The gleaming paragon of Korean manhood informed me (after counting on his fingers to figure out the numbers in English) that I needed to lose 21.6 kg. (That’s 47.52lbs!!!!!)
“Excuse me?” I gasped in disbelief.
“Exercise, yes!! Fat no no no!” he replied, as if that cleared everything up.
“But if I loose 21.6 kg, I will weigh less than I did when I was 10 years old!!”
“You need six-pack like me!” he said, lifting his shirt and pointing to his stomach.
While this did distract me somewhat, I did have to wonder how he knew words like ‘six pack’ but not the days of the week.

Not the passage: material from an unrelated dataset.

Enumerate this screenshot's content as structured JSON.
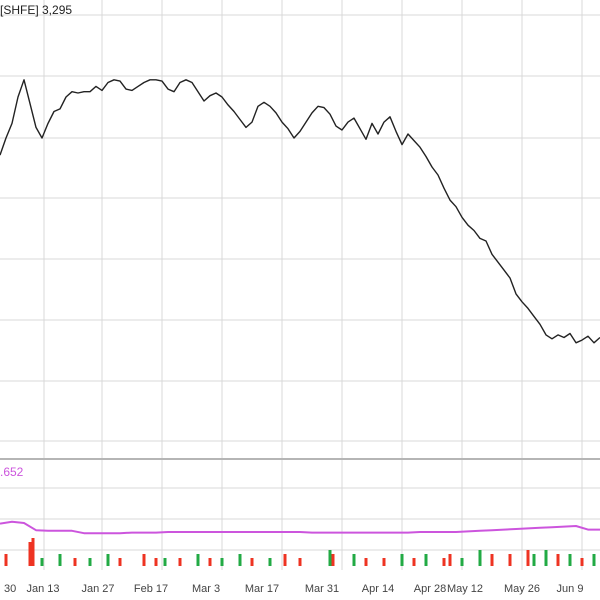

Next we embarked upon our tour of the gym. Since the gym was small and I was wearing a skirt, I assumed the tour would be short. Adonis however, saw neither as an impediment. We stopped at each and every machine, where he showed me (using frankly ridiculous amounts of weights) how to use each one. And then expected me to try. Before I could try however, he had to adjust all of the machines because I was “so big.” I decided that he was referring to my height rather than my weight…
An hour later, we finished out tour at the ‘fat mixer.’ I thought this was a mistranslation but on the machine, in big pink neon letters were the words ‘Relax Fat Mixer.’ There was nothing relaxing about it. I stood on the fat mixer, every ounce of fat on my body jiggling, while Adonis excitedly showed me how to adjust the speed for a whole spectrum of fat mixing options. I felt sea-sick when I stepped down.
As soon as possible, I bid Adonis farewell, and staggered back to my apartment to eat carrot sticks. Fat no no no!